The Gak Omek - "Nonrenormalizability"
(Blue Cube Music, 2010)
From Aural Innovations #42 (May 2011)
The Gak Omek is a solo alias for New Jersey native Robert Burger, who started recording under that name in 2000, concurrently with spacerock and eclectic-progressive band Brainstatik. "Nonrenormalizability" is his third album as Gak Omek, following on from 2003's "Alien Eye" and 2004's "Return of the All-Powerful Light Beings". As with those two releases, Burger plays all the instruments on "Nonrenormalizability" - these include not just guitars and guitar-synth, but an array of unlikely-named machines such as octostrimpolizer, bagundochord, flekoscope and yakopod! Likewise, the track titles on this all-instrumental album will have you reaching for the nearest encyclopedia, referencing as they do Siberian meteor impacts, microcompositional retuning tools (as used by Greek mathematicians!) and Galilean galactic star clusters.
Unusually in this post-cyberpunk age, "Nonrenormalizability" is an almost universally bright and positive album, with none of the doomy metallic sounds so frequently purveyed in neo-progressive music. The 15 minute title track, for example, makes excellent use of overlaid guitar-synthesizer sounds and electronic percussion to construct something that sounds a bit like, as one reviewer puts it, a happier version of 1980's King Crimson. Likewise "The Tunguska Event" has crazy time signatures reminiscent of Robert Fripp in full-on Frippertronics mode. In contrast to this, "The Pythagorean Lambdoma" (surely a mathrock title if ever there was one) quickly sheds its percussion to transform into what could almost be an electronic string quartet. Even the exceedingly brief interlude "Fifteen Nanoseconds In Hell" sounds less threatening than chaotic, almost like Burger had accidently tripped the switch on his laptop that plays everything all at once. Set-closer "Into the Fourth Dimension" even brings in elements of world music, although the worlds in question could well be extraterrestrial.

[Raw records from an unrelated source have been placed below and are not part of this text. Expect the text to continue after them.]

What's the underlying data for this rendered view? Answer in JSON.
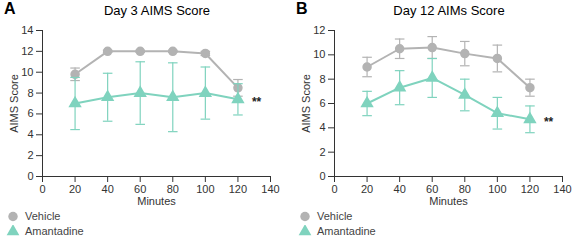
{
  "chart_data": [
    {
      "type": "line",
      "panel": "A",
      "title": "Day 3 AIMS Score",
      "x_label": "Minutes",
      "y_label": "AIMS Score",
      "x": [
        20,
        40,
        60,
        80,
        100,
        120
      ],
      "xlim": [
        0,
        140
      ],
      "xticks": [
        0,
        20,
        40,
        60,
        80,
        100,
        120,
        140
      ],
      "ylim": [
        0,
        14
      ],
      "yticks": [
        0,
        2,
        4,
        6,
        8,
        10,
        12,
        14
      ],
      "annotation": "**",
      "legend": "bottom-left",
      "series": [
        {
          "name": "Vehicle",
          "color": "#b3b3b3",
          "marker": "circle",
          "values": [
            9.8,
            12,
            12,
            12,
            11.8,
            8.5
          ],
          "errors": [
            0.6,
            0.1,
            0.1,
            0.1,
            0.2,
            0.8
          ]
        },
        {
          "name": "Amantadine",
          "color": "#7fd3be",
          "marker": "triangle",
          "values": [
            7,
            7.6,
            8,
            7.6,
            8,
            7.4
          ],
          "errors": [
            2.5,
            2.3,
            3,
            3.3,
            2.5,
            1.5
          ]
        }
      ]
    },
    {
      "type": "line",
      "panel": "B",
      "title": "Day 12 AIMs Score",
      "x_label": "Minutes",
      "y_label": "AIMS Score",
      "x": [
        20,
        40,
        60,
        80,
        100,
        120
      ],
      "xlim": [
        0,
        140
      ],
      "xticks": [
        0,
        20,
        40,
        60,
        80,
        100,
        120,
        140
      ],
      "ylim": [
        0,
        12
      ],
      "yticks": [
        0,
        2,
        4,
        6,
        8,
        10,
        12
      ],
      "annotation": "**",
      "legend": "bottom-left",
      "series": [
        {
          "name": "Vehicle",
          "color": "#b3b3b3",
          "marker": "circle",
          "values": [
            9,
            10.5,
            10.6,
            10.1,
            9.7,
            7.3
          ],
          "errors": [
            0.8,
            0.8,
            0.9,
            1,
            1.1,
            0.7
          ]
        },
        {
          "name": "Amantadine",
          "color": "#7fd3be",
          "marker": "triangle",
          "values": [
            6,
            7.3,
            8.1,
            6.7,
            5.2,
            4.7
          ],
          "errors": [
            1,
            1.4,
            1.6,
            1.3,
            1.3,
            1.1
          ]
        }
      ]
    }
  ]
}
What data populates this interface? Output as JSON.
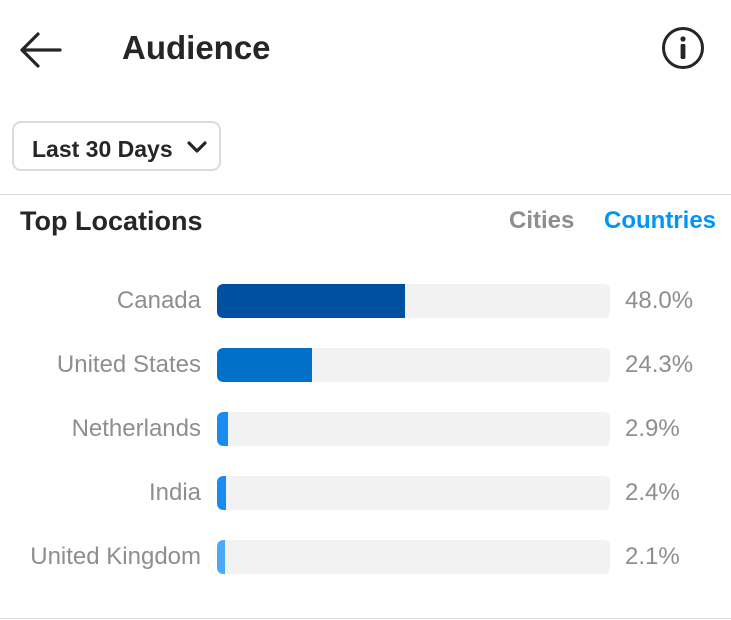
{
  "header": {
    "title": "Audience",
    "back_icon": "arrow-left-icon",
    "info_icon": "info-circle-icon"
  },
  "filter": {
    "selected": "Last 30 Days",
    "icon": "chevron-down-icon"
  },
  "top_locations": {
    "title": "Top Locations",
    "tabs": [
      {
        "label": "Cities",
        "active": false
      },
      {
        "label": "Countries",
        "active": true
      }
    ],
    "rows": [
      {
        "name": "Canada",
        "percent": "48.0%",
        "value": 48.0,
        "color": "#0050a0"
      },
      {
        "name": "United States",
        "percent": "24.3%",
        "value": 24.3,
        "color": "#0070c9"
      },
      {
        "name": "Netherlands",
        "percent": "2.9%",
        "value": 2.9,
        "color": "#1a8cf0"
      },
      {
        "name": "India",
        "percent": "2.4%",
        "value": 2.4,
        "color": "#1a8cf0"
      },
      {
        "name": "United Kingdom",
        "percent": "2.1%",
        "value": 2.1,
        "color": "#4ba9f5"
      }
    ]
  },
  "colors": {
    "accent": "#0095f6",
    "muted_text": "#8e8e8e",
    "track": "#f2f2f2"
  }
}
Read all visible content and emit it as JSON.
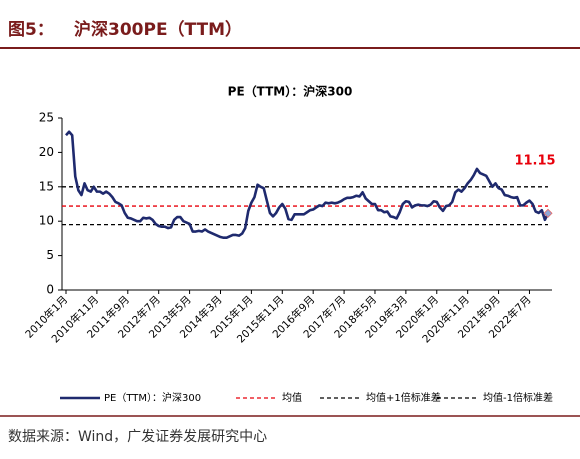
{
  "figure_label": "图5：",
  "figure_title": "沪深300PE（TTM）",
  "source": "数据来源：Wind，广发证券发展研究中心",
  "chart_data": {
    "type": "line",
    "title": "PE（TTM）：沪深300",
    "categories": [
      "2010年1月",
      null,
      null,
      null,
      null,
      null,
      null,
      null,
      null,
      null,
      "2010年11月",
      null,
      null,
      null,
      null,
      null,
      null,
      null,
      null,
      null,
      "2011年9月",
      null,
      null,
      null,
      null,
      null,
      null,
      null,
      null,
      null,
      "2012年7月",
      null,
      null,
      null,
      null,
      null,
      null,
      null,
      null,
      null,
      "2013年5月",
      null,
      null,
      null,
      null,
      null,
      null,
      null,
      null,
      null,
      "2014年3月",
      null,
      null,
      null,
      null,
      null,
      null,
      null,
      null,
      null,
      "2015年1月",
      null,
      null,
      null,
      null,
      null,
      null,
      null,
      null,
      null,
      "2015年11月",
      null,
      null,
      null,
      null,
      null,
      null,
      null,
      null,
      null,
      "2016年9月",
      null,
      null,
      null,
      null,
      null,
      null,
      null,
      null,
      null,
      "2017年7月",
      null,
      null,
      null,
      null,
      null,
      null,
      null,
      null,
      null,
      "2018年5月",
      null,
      null,
      null,
      null,
      null,
      null,
      null,
      null,
      null,
      "2019年3月",
      null,
      null,
      null,
      null,
      null,
      null,
      null,
      null,
      null,
      "2020年1月",
      null,
      null,
      null,
      null,
      null,
      null,
      null,
      null,
      null,
      "2020年11月",
      null,
      null,
      null,
      null,
      null,
      null,
      null,
      null,
      null,
      "2021年9月",
      null,
      null,
      null,
      null,
      null,
      null,
      null,
      null,
      null,
      "2022年7月",
      null,
      null,
      null,
      null,
      null,
      null
    ],
    "series": [
      {
        "name": "PE（TTM）：沪深300",
        "color": "#1f2a6e",
        "values": [
          22.5,
          23,
          22.5,
          16.5,
          14.5,
          13.8,
          15.5,
          14.5,
          14.3,
          15.0,
          14.3,
          14.3,
          14.0,
          14.3,
          14.0,
          13.5,
          12.8,
          12.6,
          12.3,
          11.2,
          10.5,
          10.4,
          10.2,
          10.0,
          10.0,
          10.5,
          10.4,
          10.5,
          10.2,
          9.6,
          9.3,
          9.2,
          9.2,
          9.0,
          9.1,
          10.2,
          10.6,
          10.6,
          10.0,
          9.8,
          9.6,
          8.5,
          8.5,
          8.6,
          8.5,
          8.8,
          8.5,
          8.3,
          8.1,
          7.9,
          7.7,
          7.6,
          7.6,
          7.8,
          8.0,
          8.0,
          7.9,
          8.2,
          9.0,
          11.5,
          12.7,
          13.5,
          15.3,
          15.0,
          14.8,
          13.0,
          11.2,
          10.7,
          11.2,
          12.0,
          12.5,
          11.8,
          10.3,
          10.2,
          11.0,
          11.0,
          11.0,
          11.0,
          11.3,
          11.6,
          11.7,
          12.0,
          12.3,
          12.2,
          12.7,
          12.6,
          12.7,
          12.6,
          12.7,
          12.9,
          13.2,
          13.4,
          13.4,
          13.5,
          13.7,
          13.6,
          14.2,
          13.3,
          12.9,
          12.5,
          12.5,
          11.6,
          11.6,
          11.3,
          11.4,
          10.7,
          10.6,
          10.4,
          11.3,
          12.5,
          12.9,
          12.8,
          12.0,
          12.3,
          12.4,
          12.3,
          12.3,
          12.2,
          12.4,
          12.9,
          12.8,
          12.0,
          11.5,
          12.2,
          12.3,
          12.8,
          14.2,
          14.6,
          14.3,
          14.8,
          15.5,
          16.0,
          16.7,
          17.6,
          17.0,
          16.8,
          16.6,
          15.8,
          15.0,
          15.5,
          14.8,
          14.6,
          13.8,
          13.7,
          13.5,
          13.4,
          13.5,
          12.3,
          12.3,
          12.7,
          13.0,
          12.5,
          11.4,
          11.2,
          11.6,
          10.2,
          11.15
        ]
      }
    ],
    "reference_lines": [
      {
        "name": "均值",
        "value": 12.2,
        "color": "#e8000b"
      },
      {
        "name": "均值+1倍标准差",
        "value": 15.0,
        "color": "#000000"
      },
      {
        "name": "均值-1倍标准差",
        "value": 9.5,
        "color": "#000000"
      }
    ],
    "annotation": "11.15",
    "ylim": [
      0,
      25
    ],
    "yticks": [
      0,
      5,
      10,
      15,
      20,
      25
    ]
  }
}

"Nonrenormalizability" is not an album that rocks or improvises, but rather ticks on with mathematical precision, weaving aural sculptures that are both delicate and intricate - like Brian Eno, Mike Oldfield, the afore-mentioned King Crimson, all playing a never-released soundtrack to Isaac Asimov's "Foundation" series of novels. The bright sounds of science fiction's golden age await those who wish to explore the universe of The Gak Omek.